Fermeture de Fip Bordeaux : « Une radio que nous n’oublierons pas, car nous savons ce que nous perdons »
Ancienne « fipette » bordelaise, Anne Chaput publie une tribune le soir même de la fermeture des antennes de Bordeaux, Nantes et Strasbourg. « Ce n’est pas seulement une radio locale que l’on perd, mais un service public essentiel et de qualité. »

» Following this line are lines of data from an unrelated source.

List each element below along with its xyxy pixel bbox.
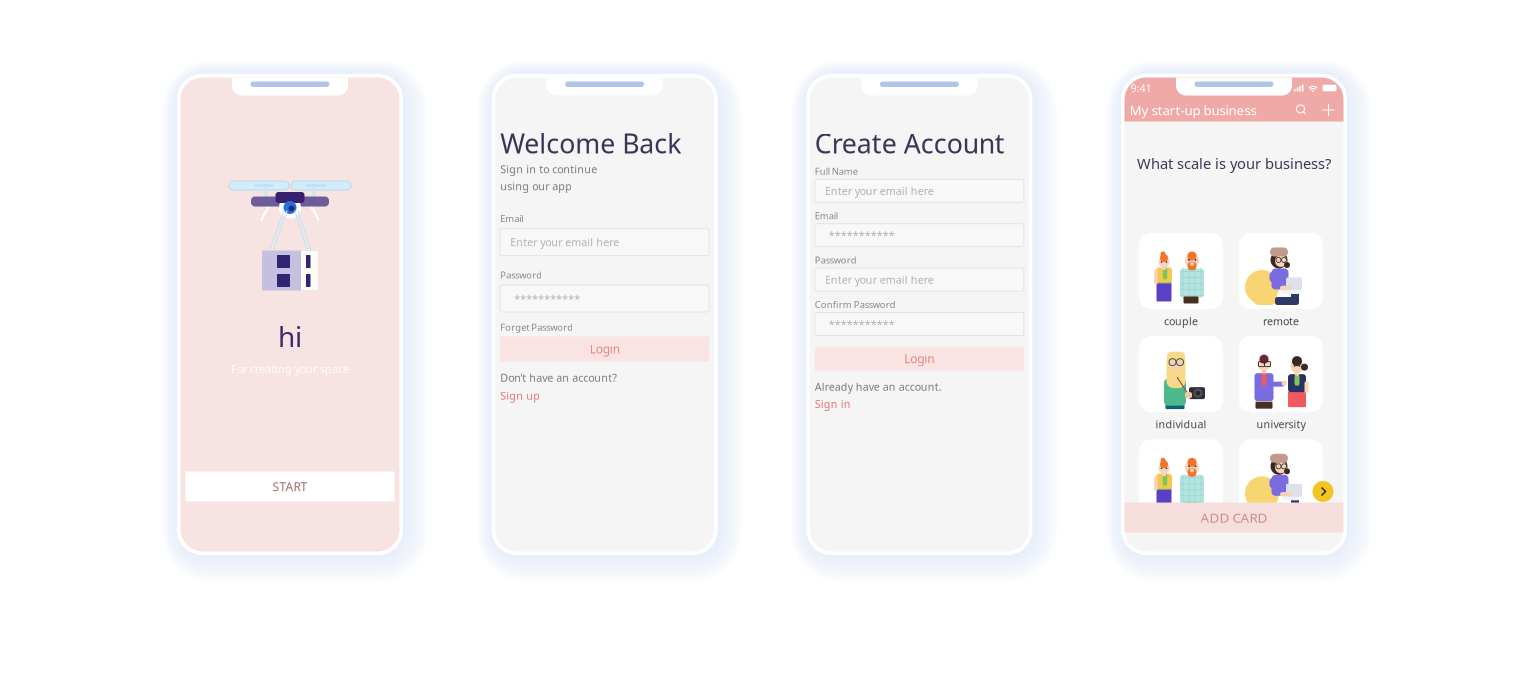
staticText: Sign in (815, 397, 851, 411)
button[interactable]: Login (815, 346, 1024, 370)
button[interactable]: Add (1320, 102, 1336, 118)
staticText: Sign in to continue (500, 162, 597, 176)
staticText: couple (1164, 314, 1198, 328)
staticText: using our app (500, 179, 572, 193)
staticText: individual (1156, 417, 1206, 431)
staticText: Enter your email here (825, 272, 934, 287)
staticText: Email (815, 209, 838, 222)
staticText: Login (590, 341, 620, 357)
staticText: Already have an account. (815, 380, 942, 394)
staticText: university (1256, 417, 1306, 431)
staticText: My start-up business (1130, 101, 1256, 119)
staticText: What scale is your business? (1137, 154, 1331, 173)
staticText: ADD CARD (1200, 509, 1268, 526)
staticText: *********** (829, 317, 895, 331)
staticText: Login (904, 350, 934, 366)
staticText: Password (500, 269, 542, 281)
staticText: Forget Password (500, 321, 573, 333)
staticText: Sign up (500, 389, 540, 403)
staticText: Email (500, 212, 523, 225)
staticText: Confirm Password (815, 298, 896, 310)
button[interactable]: individual (1139, 336, 1223, 431)
staticText: Enter your email here (510, 235, 619, 249)
button[interactable]: university (1239, 336, 1323, 431)
staticText: Create Account (815, 126, 1005, 161)
staticText: 9:41 (1130, 81, 1152, 95)
staticText: Full Name (815, 165, 858, 177)
staticText: Welcome Back (500, 126, 681, 161)
staticText: For creating your space (231, 362, 349, 376)
button[interactable]: Login (500, 336, 709, 361)
button[interactable]: Search (1294, 102, 1310, 118)
button[interactable]: START (186, 472, 394, 502)
staticText: *********** (829, 228, 895, 242)
button[interactable]: remote (1239, 233, 1323, 328)
button[interactable]: Sign up (500, 389, 540, 403)
staticText: Don't have an account? (500, 370, 617, 385)
staticText: hi (278, 318, 302, 355)
staticText: Enter your email here (825, 184, 934, 198)
staticText: Password (815, 254, 857, 266)
staticText: *********** (514, 291, 580, 306)
staticText: START (272, 478, 308, 494)
staticText: remote (1263, 314, 1299, 328)
button[interactable]: Next (1312, 481, 1334, 502)
button[interactable]: Sign in (815, 397, 851, 411)
button[interactable]: couple (1139, 233, 1223, 328)
button[interactable]: ADD CARD (1124, 502, 1344, 532)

Après des années de menaces de fermeture, ce vendredi 18 décembre était le jour J, le tout dernier, pour l’antenne locale de Fip à Bordeaux (mais aussi celles de Nantes et Strasbourg). La musique continuera de résonner dans le poste sur la même fréquence, mais les infos nous concerneront beaucoup moins, désormais distillées depuis Paris et passant d’une échelle girondine à celle de toute la France.
Quoi de plus triste qu’un enterrement en temps de pandémie, quand les gens ne peuvent se rassembler pour partager leur chagrin, leurs souvenirs, leur colère éventuelle, leur dépit ?
Quoi de plus triste pour la culture locale que la fermeture de Fip Bordeaux en décembre 2020, sans doute le pire moment pour la communauté de ses auditeur·rices et le meilleur pour ses dirigeants parisiens : entre confinement et pseudo-fêtes de fin d’année ?
La tête ailleurs et le courage en berne, on regarde impuissant·e l’épée de Damoclès qui finit par tomber après toutes ces menaces sans cesse reconduites, tous ces délais de grâce accordés chaque fois in extremis et qui laissaient penser que Fip Bordeaux résisterait toujours, que nul·le ne parviendrait à nous en priver.
Virus partout, culture nulle part
La nécrologie, ressortie trop souvent, raturée, rallongée, n’a plus guère de sens aujourd’hui, et c’est ainsi qu’on nous la fait digérer, de guerre lasse, chacun·e enfermé·e chez soi.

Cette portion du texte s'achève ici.